I was frustrated by it. I felt distant from human characters and didn't find that the nature of the writing established any connection with them. It was challenging to juggle the roles and their own substories – to me, they get lost in the excessive language. The sentences are of dismaying length… 'Might I not find more benefit in the contemplation of that venerable pile with the full moon in the cloudless heaven shining so calmly above it – with that warm yellow lustre peculiar to an August night – and the mistress of my soul within , than in returning to my home, where all comparatively light, and a life, and cheerfulness, and therefore inimical to me in my present frame of mind, – and the more so that its inmates all were more or less imbued with that detestable belief, the very thought of which made my blood boil in my veins – and how could I endure to hear it openly declared, or cautiously insinuated – which was worse? '*This a random sentence chosen from a random page*. It's half a Kindle page and by the time I am halfway through I have forgotten what she started talking about…and that is a single sentence…not a paragraph, not a chapter, not the novel itself. Sorry, but being a simple man, with a simple mind, I cannot appreciate what must be the absolutely mesmerising prose to some. She loses me in her overly lavish and convoluted prose.
As I said, I appreciate that it addressed themes that were simply not discussed, and certainly not by a woman in the times in which it was written.

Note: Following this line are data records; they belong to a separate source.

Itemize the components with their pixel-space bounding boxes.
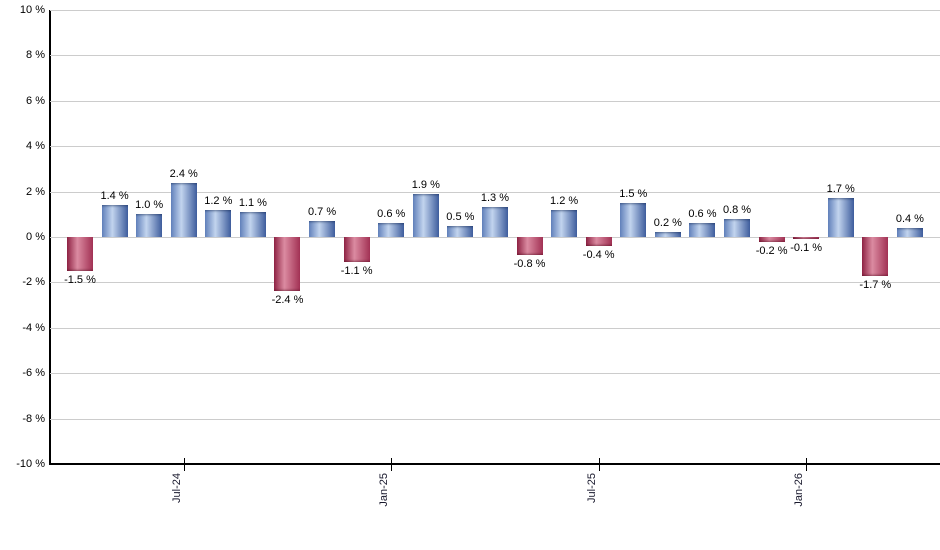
bar-value-label: 0.6 % xyxy=(688,208,717,221)
y-axis-label: 4 % xyxy=(26,140,45,153)
bar-value-label: 1.0 % xyxy=(135,199,164,212)
bar-4 xyxy=(170,182,197,237)
bar-15 xyxy=(551,209,578,237)
bar-value-label: -2.4 % xyxy=(271,294,304,307)
bar-value-label: 0.8 % xyxy=(722,203,752,216)
bar-22 xyxy=(793,237,820,240)
x-tick-label-Jan-25: Jan-25 xyxy=(378,473,391,507)
y-axis-label: -8 % xyxy=(22,412,45,425)
bar-value-label: 1.9 % xyxy=(411,178,440,191)
bar-value-label: 0.5 % xyxy=(446,210,475,223)
bar-2 xyxy=(101,205,128,237)
bar-value-label: 0.2 % xyxy=(653,217,682,230)
bar-value-label: 1.2 % xyxy=(550,194,579,207)
x-tick-Jul-25 xyxy=(598,458,600,471)
bar-value-label: 2.4 % xyxy=(169,167,198,180)
plot-area: -1.5 % 1.4 % 1.0 % 2.4 % 1.2 % 1.1 % -2.4 % 0.7… xyxy=(50,10,940,464)
bar-17 xyxy=(620,202,647,237)
bar-value-label: 0.6 % xyxy=(377,208,406,221)
bar-7 xyxy=(274,237,301,292)
bar-value-label: 0.7 % xyxy=(307,206,337,219)
bar-value-label: -1.7 % xyxy=(859,278,892,291)
bar-9 xyxy=(343,237,370,262)
bar-11 xyxy=(412,193,439,237)
bar-24 xyxy=(862,237,889,276)
bar-10 xyxy=(378,223,405,237)
gridline--4 xyxy=(50,327,940,329)
y-axis-label: 6 % xyxy=(26,94,45,107)
gridline--8 xyxy=(50,418,940,420)
y-axis-label: -6 % xyxy=(22,367,45,380)
x-tick-label-Jan-26: Jan-26 xyxy=(793,473,806,507)
bar-value-label: -1.1 % xyxy=(340,264,373,277)
gridline-10 xyxy=(50,10,940,11)
gridline--2 xyxy=(50,282,940,284)
y-axis-label: -4 % xyxy=(22,321,45,334)
bar-25 xyxy=(896,227,923,237)
bar-18 xyxy=(654,232,681,237)
y-axis-label: -2 % xyxy=(22,276,45,289)
bar-1 xyxy=(67,237,93,272)
y-axis-label: 2 % xyxy=(26,185,45,198)
bar-value-label: -0.8 % xyxy=(513,258,546,271)
x-tick-label-Jul-24: Jul-24 xyxy=(170,473,183,503)
gridline-0 xyxy=(50,237,940,238)
bar-value-label: 1.7 % xyxy=(826,183,855,196)
bar-5 xyxy=(205,209,232,237)
bar-16 xyxy=(585,237,612,247)
gridline-8 xyxy=(50,55,940,57)
y-axis-label: 0 % xyxy=(26,231,45,243)
x-tick-Jan-26 xyxy=(806,458,808,471)
x-tick-label-Jul-25: Jul-25 xyxy=(585,473,598,503)
bar-20 xyxy=(724,218,751,237)
bar-3 xyxy=(136,214,163,237)
y-axis-label: 10 % xyxy=(19,4,45,16)
bar-value-label: 1.1 % xyxy=(238,197,267,210)
bar-23 xyxy=(827,198,854,237)
bar-value-label: 1.5 % xyxy=(619,187,648,200)
bar-14 xyxy=(516,237,543,256)
bar-13 xyxy=(481,207,508,237)
y-axis-label: -10 % xyxy=(16,458,45,470)
x-tick-Jan-25 xyxy=(391,458,393,471)
x-tick-Jul-24 xyxy=(183,458,185,471)
bar-21 xyxy=(758,237,785,242)
bar-12 xyxy=(447,225,474,237)
y-axis-label: 8 % xyxy=(26,49,45,62)
bar-value-label: -0.1 % xyxy=(790,242,823,255)
bar-value-label: 1.2 % xyxy=(204,194,233,207)
bar-value-label: 1.4 % xyxy=(100,190,129,203)
bar-19 xyxy=(689,223,716,237)
bar-8 xyxy=(309,221,336,237)
x-axis-line xyxy=(49,463,940,465)
gridline-6 xyxy=(50,100,940,102)
bar-value-label: -1.5 % xyxy=(64,274,96,287)
gridline-2 xyxy=(50,191,940,193)
gridline--6 xyxy=(50,373,940,375)
bar-value-label: -0.2 % xyxy=(755,244,788,257)
bar-6 xyxy=(239,212,266,237)
bar-value-label: -0.4 % xyxy=(582,249,615,262)
bar-value-label: 0.4 % xyxy=(895,212,924,225)
bar-value-label: 1.3 % xyxy=(480,192,510,205)
gridline-4 xyxy=(50,146,940,148)
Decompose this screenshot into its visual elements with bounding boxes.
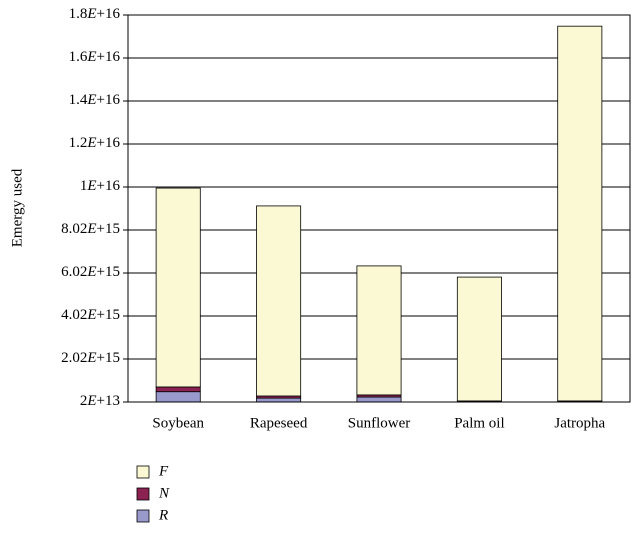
x-tick-label: Soybean [152,415,204,431]
bar-segment [155,386,201,393]
y-tick-label: 1.8E+16 [69,6,121,22]
plot-frame [127,14,631,403]
legend-label: N [158,485,170,501]
bar-segment [155,391,201,403]
bar-segment [557,25,603,402]
legend-swatch [136,465,150,479]
legend-label: R [158,507,168,523]
y-axis-label: Emergy used [9,168,25,247]
y-tick-label: 8.02E+15 [61,221,120,237]
y-tick-label: 6.02E+15 [61,264,120,280]
legend-swatch [136,509,150,523]
x-tick-label: Jatropha [554,415,605,431]
y-tick-label: 2.02E+15 [61,350,120,366]
legend-swatch [136,487,150,501]
y-tick-label: 4.02E+15 [61,307,120,323]
x-tick-label: Palm oil [454,415,504,431]
bar-segment [256,205,302,397]
bar-segment [356,396,402,403]
y-tick-label: 1.4E+16 [69,92,121,108]
bar-segment [456,276,502,402]
y-tick-label: 1.2E+16 [69,135,121,151]
bar-segment [256,397,302,403]
bar-segment [155,187,201,388]
legend-label: F [158,463,169,479]
y-tick-label: 1.6E+16 [69,49,121,65]
x-tick-label: Sunflower [348,415,411,431]
y-tick-label: 1E+16 [80,178,121,194]
x-tick-label: Rapeseed [250,415,308,431]
y-tick-label: 2E+13 [80,393,120,409]
bar-segment [356,265,402,396]
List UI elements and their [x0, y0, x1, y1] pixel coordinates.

Still, I have to believe that it gains much of its reputation from the external context than from the actual value implicit in the quality of writing. It'd be great fodder for a literature course to pull apart and unpack, disentangle and dissect for reading into the reading. I admittedly found it a test – and maybe I fail in it. Still, I do think that there is some responsibility incumbent upon an author to entice and entangle and involve and inspire and draw one into their writing. I simply don't get that from The Tenant of Wildfell Hall. This is all subjective, so I leave it at that.